Canadian Dirty Oil Is In Political Spotlight


The World Energy Congress 2010 is underway in Montreal this week. It was the target on Sunday of a protest by about 400 demonstrators who covered themselves in dark molasses, which was intended to give the appearance of crude oil. The protestors were trying to draw attention to the environmental damage caused by using carbon-rich energy and especially the heavy bitumen extracted from Canada’s oil sands. 
Last week, Speaker of the U.S. House of Representatives Nancy Pelosi (D-CA) and her handpicked attacker of conventional oil and gas, Rep. Ed Markey (D-MA), visited Ottawa, Canada. While there, they met with a group of Canadian energy executives along with Alberta Premier Ed Stelmach and Brad Wall, Saskatchewan’s top politician. Pelosi and Markey are leading the Democrat Party’s green energy push, so they see the Canadian oil sands as a target to be attacked for its high carbon content. The meeting with energy executives was described by Canada’s media as a “two-way” exchange of views about the future development of the oil sands and the need to build a proposed new pipeline to bring more bitumen from the oil sands to the U.S. energy market.

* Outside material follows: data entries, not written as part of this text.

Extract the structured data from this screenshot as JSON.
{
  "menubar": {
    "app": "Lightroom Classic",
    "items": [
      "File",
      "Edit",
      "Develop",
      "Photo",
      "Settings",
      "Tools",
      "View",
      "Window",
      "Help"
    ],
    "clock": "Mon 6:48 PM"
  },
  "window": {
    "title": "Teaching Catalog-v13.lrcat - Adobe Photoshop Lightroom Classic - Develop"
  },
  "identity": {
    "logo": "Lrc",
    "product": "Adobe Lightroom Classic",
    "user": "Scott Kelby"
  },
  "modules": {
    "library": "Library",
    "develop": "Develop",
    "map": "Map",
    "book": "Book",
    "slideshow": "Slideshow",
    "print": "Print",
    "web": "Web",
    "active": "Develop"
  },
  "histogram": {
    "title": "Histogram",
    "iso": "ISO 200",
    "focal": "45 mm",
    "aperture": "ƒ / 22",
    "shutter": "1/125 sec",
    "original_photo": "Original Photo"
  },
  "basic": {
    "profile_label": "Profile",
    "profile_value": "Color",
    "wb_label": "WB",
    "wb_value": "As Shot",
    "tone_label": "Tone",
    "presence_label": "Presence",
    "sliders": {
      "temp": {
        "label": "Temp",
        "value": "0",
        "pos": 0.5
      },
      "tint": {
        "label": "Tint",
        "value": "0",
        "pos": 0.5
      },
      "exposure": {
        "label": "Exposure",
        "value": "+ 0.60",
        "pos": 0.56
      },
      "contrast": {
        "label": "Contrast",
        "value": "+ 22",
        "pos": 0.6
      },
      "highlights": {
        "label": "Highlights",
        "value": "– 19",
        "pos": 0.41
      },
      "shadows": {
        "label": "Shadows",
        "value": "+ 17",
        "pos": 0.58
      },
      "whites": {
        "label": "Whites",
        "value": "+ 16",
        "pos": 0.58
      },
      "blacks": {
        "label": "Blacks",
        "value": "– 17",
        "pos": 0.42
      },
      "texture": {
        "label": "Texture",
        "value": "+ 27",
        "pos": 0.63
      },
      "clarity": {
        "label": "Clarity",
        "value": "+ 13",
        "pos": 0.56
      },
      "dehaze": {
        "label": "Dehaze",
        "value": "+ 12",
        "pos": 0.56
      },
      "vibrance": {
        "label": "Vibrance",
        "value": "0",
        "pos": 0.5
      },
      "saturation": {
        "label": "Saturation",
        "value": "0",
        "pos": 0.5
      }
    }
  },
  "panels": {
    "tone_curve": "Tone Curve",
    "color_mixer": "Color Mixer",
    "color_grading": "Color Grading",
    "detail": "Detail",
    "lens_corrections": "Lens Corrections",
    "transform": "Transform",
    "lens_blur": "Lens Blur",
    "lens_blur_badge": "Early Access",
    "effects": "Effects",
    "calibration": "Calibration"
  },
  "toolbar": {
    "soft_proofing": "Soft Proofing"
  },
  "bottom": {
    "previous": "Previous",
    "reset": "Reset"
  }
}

Another topic explored was oil sands production methods that are shifting from mining to steam-assisted gravity-drainage (SAGD). While SAGD eliminates ugly open-pit mines and toxic tailings ponds, a recent site of dead geese, it has its own problems because it consumes large volumes of water and produces more greenhouse gases than mining. One of the industry attendees said the discussion about the improvements in SAGD performance over the past decade was well received by the U.S. political leaders. The oil industry leaders also pointed out that there were many U.S. energy jobs and investments tied to the Canadian oil and gas industry, arguing that the U.S. should not take actions that would hurt these activities.
Mr. Stelmach also commented favorably on the exchange of views in his meeting with Ms. Pelosi. He stated that she acknowledged that the U.S. is looking to end its dependence on foreign oil but that did not include Canadian crude oil and petroleum from the oil sands. The Alberta Premier went on to say, “She didn’t consider Canada to be foreign oil.” 
Canadians are right to be confused by U.S. government policies and statements. On the one hand, the government is on a campaign to reduce greenhouse gases, meaning reducing our dependence on petroleum and coal for energy, yet we are restricting drilling on federal leases for domestic energy resources. At the same time the Obama administration touts a goal of reducing our foreign oil dependency, one of its most influential government leaders doesn’t know that Canada is not our 51st state. Or maybe Ms. Pelosi’s comment is actually a statement that the U.S. it is confident it can take for granted Canada’s energy resources. That would be a huge mistake as the Chinese have been investing in Canada’s petroleum industry, including its oil sands properties. If the U.S. is going to count on more Canadian oil in the future, then our federal government and Congress need to get behind increasing the capacity to bring more oil into the U.S. from Canada and that includes more oil sands output.